McMahon ran for Senate once more in 2012, this time against Democrat Chris Murphy, as the pair sought to replace another retiring Senator (this time, Joe Lieberman). Initially, the race seemed much closer than McMahon's first bid, but ultimately, the result was the same — McMahon lost to Murphy, by 12 points.

Appointment and support of Trump

Trump says he is confident in McMahon's ability to succeed in her new role, particularly due to her own experience in growing a small business, according to a statement made by the president-elect. 

Linda McMahon casts her ballot in the 2012 US Senate election in ConnecticutSource: Charles Krupa/AP
Linda McMahon casts her ballot in the 2012 US Senate election in Connecticut  Charles Krupa/AP

"Linda has a tremendous background and is widely recognized as one of the country's top female executives advising businesses around the globe," Trump said on Facebook. "She helped grow WWE from a modest 13-person operation to a publicly traded global enterprise with more than 800 employees in offices worldwide."
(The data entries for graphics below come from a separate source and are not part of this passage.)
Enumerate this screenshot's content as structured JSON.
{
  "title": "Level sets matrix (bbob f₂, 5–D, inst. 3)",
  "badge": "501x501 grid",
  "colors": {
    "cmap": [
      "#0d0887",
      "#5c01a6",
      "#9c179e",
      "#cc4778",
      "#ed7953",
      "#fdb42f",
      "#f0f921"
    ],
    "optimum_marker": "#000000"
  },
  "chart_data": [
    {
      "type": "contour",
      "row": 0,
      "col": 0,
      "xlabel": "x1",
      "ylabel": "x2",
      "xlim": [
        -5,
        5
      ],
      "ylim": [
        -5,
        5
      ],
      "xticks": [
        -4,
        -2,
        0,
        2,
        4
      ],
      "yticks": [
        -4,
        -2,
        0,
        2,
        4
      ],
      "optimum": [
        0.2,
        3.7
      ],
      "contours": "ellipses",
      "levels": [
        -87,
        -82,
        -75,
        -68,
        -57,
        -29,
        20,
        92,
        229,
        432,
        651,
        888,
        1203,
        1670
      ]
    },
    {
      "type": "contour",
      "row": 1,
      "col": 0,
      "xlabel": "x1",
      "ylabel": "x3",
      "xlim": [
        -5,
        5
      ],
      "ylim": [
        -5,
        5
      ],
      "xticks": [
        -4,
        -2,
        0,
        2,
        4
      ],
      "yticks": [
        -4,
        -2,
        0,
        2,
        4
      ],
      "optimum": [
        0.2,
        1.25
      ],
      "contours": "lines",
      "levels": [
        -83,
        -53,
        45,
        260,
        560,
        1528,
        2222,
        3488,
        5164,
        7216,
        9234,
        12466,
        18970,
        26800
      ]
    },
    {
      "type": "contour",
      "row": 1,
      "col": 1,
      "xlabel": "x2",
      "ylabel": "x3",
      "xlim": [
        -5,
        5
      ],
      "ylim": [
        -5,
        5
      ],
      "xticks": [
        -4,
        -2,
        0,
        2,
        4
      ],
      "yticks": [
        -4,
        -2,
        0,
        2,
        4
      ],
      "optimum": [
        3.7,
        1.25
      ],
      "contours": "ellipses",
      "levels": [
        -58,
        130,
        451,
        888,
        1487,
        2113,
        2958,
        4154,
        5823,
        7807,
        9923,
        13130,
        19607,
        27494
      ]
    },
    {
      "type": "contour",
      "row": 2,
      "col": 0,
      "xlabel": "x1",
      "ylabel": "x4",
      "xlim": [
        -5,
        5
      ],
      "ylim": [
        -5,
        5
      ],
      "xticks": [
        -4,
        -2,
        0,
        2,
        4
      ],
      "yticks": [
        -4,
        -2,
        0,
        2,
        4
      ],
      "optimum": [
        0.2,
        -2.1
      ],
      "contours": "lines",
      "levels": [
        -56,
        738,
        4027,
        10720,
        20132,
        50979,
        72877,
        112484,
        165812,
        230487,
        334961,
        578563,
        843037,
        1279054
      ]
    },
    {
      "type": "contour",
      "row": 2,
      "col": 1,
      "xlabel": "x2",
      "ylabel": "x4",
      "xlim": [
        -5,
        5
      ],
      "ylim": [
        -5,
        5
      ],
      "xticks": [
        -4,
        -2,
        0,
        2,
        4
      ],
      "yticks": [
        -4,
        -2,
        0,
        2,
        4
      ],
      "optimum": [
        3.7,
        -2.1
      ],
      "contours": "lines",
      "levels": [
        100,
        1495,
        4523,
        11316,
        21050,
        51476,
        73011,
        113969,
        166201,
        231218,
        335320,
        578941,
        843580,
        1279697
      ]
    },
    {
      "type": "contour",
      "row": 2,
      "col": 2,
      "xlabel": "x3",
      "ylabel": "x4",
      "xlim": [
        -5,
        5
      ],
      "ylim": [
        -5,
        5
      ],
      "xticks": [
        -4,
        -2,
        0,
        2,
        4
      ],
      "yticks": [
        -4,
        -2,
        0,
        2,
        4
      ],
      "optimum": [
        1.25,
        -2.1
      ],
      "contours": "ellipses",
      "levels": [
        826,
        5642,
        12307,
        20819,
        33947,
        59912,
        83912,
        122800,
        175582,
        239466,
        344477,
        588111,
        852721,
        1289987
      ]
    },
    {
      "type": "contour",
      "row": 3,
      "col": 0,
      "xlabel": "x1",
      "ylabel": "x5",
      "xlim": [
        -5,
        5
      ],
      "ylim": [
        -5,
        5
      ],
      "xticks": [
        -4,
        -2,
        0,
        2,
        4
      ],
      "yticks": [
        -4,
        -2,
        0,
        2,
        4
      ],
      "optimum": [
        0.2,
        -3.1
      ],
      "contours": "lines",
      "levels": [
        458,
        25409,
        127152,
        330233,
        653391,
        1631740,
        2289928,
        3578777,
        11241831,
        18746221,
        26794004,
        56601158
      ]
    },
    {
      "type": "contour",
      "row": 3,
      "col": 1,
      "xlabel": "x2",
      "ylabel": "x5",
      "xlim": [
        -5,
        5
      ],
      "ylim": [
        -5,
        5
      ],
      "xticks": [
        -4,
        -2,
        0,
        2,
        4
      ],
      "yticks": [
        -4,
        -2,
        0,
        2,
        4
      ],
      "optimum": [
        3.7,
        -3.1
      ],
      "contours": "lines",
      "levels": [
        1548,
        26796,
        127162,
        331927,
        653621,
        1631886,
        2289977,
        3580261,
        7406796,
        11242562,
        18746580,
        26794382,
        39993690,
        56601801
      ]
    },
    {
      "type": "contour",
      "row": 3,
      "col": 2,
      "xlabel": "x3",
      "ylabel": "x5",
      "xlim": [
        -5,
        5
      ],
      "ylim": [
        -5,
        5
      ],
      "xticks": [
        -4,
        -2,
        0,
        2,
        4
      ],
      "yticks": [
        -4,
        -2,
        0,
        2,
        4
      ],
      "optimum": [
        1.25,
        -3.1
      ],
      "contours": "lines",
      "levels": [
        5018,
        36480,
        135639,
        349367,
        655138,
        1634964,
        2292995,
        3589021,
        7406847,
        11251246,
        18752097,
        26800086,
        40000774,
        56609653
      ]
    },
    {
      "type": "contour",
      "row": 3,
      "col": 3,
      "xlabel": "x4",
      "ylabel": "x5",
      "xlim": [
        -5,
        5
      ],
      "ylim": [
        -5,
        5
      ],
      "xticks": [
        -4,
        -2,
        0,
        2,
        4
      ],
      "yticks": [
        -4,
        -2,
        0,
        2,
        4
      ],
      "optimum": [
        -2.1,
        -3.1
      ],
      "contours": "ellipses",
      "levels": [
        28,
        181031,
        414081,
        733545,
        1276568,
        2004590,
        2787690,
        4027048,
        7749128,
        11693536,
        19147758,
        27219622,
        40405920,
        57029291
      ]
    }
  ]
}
The Small Business Administration provides "loans, loan guarantees, contracts, counseling sessions and other forms of assistance to small businesses," according to its official website

McMahon's appointment comes with some controversy. She has spent a considerable amount of her wealth on Republican causes, including close to $100 million on her own failed campaigns. 

In addition to her contributions to Trump's campaign efforts, she and her husband also gave $5 million to the Trump Foundation between 2007 and 2009. And despite her support for his campaign, she also publicly denounced comments Trump has made about women, calling them "deplorable."

"I think the rhetoric has really gone over the top," she told Yahoo Global News anchor Katie Couric in October. "Some of the comments that have been made, I think, are quite deplorable. I would like to see our candidates focus on the issues."